Pre-Freeze and Post-Thaw Scripts Didn't Help
After all of that work, we discovered that this was not helping us for our particular situation. We assumed that a Pre-Freeze would run before the VMware snapshot (which it does) and the Post-Freeze would run after the snapshot was deleted (it does not). The Post-Freeze script runs immediately after the snapshot is created. Therefore when the job would run it would stop the EventSentry Service, take a VMware Snapshot, then restart the service. The snapshot happens so fast we initially thought the script wasn't working.
Now we understand that Pre-Freeze and Post-Thaw are meant to help you with applications that are not Microsoft VSS-aware (Volume Shadow Copy). This allows you to stop the process only during snapshot creations so that you have a clean snapshot image. Apps that are VSS-aware do not need these scripts since VMware Tools uses VSS to quiesce apps such as Microsoft SQL databases during snapshot creation.

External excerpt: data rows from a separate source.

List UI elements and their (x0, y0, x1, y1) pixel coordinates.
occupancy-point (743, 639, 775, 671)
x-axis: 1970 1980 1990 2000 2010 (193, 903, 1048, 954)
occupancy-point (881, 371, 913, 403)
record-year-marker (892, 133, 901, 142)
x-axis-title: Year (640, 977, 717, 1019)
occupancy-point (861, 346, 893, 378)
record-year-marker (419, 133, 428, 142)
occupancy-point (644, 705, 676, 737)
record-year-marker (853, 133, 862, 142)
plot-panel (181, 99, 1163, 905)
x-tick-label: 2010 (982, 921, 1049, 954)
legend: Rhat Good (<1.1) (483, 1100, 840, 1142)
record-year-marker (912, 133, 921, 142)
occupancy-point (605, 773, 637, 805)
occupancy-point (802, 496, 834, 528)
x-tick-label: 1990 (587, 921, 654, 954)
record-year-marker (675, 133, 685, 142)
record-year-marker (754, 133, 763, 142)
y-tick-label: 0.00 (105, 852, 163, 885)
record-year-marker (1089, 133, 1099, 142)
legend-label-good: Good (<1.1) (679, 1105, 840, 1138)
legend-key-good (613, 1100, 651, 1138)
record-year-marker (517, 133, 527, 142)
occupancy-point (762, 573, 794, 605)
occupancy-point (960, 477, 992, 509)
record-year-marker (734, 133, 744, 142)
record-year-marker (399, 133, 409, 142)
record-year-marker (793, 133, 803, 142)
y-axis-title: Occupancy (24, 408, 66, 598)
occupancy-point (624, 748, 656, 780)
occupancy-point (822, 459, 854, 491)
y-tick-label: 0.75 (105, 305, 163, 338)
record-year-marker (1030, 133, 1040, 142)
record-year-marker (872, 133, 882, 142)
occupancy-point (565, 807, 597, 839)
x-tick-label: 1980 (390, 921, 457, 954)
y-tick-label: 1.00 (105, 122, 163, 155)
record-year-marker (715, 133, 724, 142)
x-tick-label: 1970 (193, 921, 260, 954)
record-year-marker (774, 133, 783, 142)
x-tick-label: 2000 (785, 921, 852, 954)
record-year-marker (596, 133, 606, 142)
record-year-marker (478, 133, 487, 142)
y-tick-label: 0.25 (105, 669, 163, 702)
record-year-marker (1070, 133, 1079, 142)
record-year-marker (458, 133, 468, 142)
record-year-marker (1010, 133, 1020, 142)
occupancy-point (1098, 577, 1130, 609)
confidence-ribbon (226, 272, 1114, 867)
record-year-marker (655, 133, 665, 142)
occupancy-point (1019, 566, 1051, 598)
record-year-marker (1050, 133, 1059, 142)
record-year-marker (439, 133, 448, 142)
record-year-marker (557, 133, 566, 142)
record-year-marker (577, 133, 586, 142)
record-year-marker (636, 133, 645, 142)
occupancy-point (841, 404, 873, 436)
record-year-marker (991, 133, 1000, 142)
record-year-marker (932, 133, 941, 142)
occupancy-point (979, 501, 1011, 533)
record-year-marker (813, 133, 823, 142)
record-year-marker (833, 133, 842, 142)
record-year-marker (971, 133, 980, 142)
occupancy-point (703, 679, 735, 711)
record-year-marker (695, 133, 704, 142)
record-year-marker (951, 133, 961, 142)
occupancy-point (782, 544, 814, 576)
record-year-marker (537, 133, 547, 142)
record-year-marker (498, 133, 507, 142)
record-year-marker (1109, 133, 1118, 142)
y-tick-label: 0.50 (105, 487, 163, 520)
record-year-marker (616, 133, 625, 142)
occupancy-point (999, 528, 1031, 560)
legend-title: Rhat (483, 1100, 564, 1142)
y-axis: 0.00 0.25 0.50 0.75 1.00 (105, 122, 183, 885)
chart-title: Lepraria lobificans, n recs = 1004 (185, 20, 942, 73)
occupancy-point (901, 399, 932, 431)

Pre-Job and Post-Job Scripts
Since the above was NOT doing what we needed we had to revert to using Veeam's Pre-Job and Post-Job scripts.
The frustrating part (to me) about this option is that if you are backing up multiple VMs with one job, the service being stopped will remain offline while all of the other VMs are being backed up. Thus you have to create a single Veeam job for the specific VM you wish to stop the services for.
OK, so we follow their instructions here: http://helpcenter.veeam.com/backup/80/vsphere/backup_job_advanced_advanced_vm.html
Once again I assumed incorrectly how this process works. I assumed it would behave much like the Pre-Freeze script in that Veeam would copy your script to the guest and execute it using the user context defined in the Guest Processing. Not at all correct.
Instead, Pre-Job and Post-Job scripts run on the Veeam Server and not the guest. This means that if you wish to stop a service on the guest you cannot use the NET STOP command. Instead you have to use either the SC.exe command or a utility such as PSservice.exe.
This also means you will may need to convey the username and password in your script. In our case, the Veeam Server is logged in as the same user (domain admin) that we previously used the Service Security Editor to grant permission to so that it can stop/start the service. Thus using Windows pass-through authentication we didn't have to specify credentials. Personally, I wish Veeam would offer a means to execute job scripts using credentials you store within Veeam, just as they do with other facets of Veeam.
In our case, we used this command in the Pre-Job Script
sc.exe \\nameofguestVM stop eventsentrydatabase
We used this command in the Post-Job Script
sc.exe \\nameofguestVM start eventsentrydatabase
Finally! This accomplished what we were after.
In Summary
When you need to stop/start a Windows Service during a Veeam Backup job, the first thing is to determine do you just need to quiesce a non-VSS-aware application only during the creation of the Snapshot? If so, use the Pre-Freeze and Post-Thaw method.
If you need the service stopped during the entire job, use the Pre-Job and Post-Job method.
Either way, understand the username context the method will be using. Although this may not be true with every Windows service, you may have to use a utility such as Service Security Editor to grant that user the rights to stop and start that service.
Pre-Freeze scripts use the credentials you defined in the "Guest Processing" section of the job and they run from the guest VM being backed up. Pre-Job scripts use the credentials that the Veeam Service is running and they run from the Veeam server and NOT the guest VM.
As always, hoping this helps someone else in the future.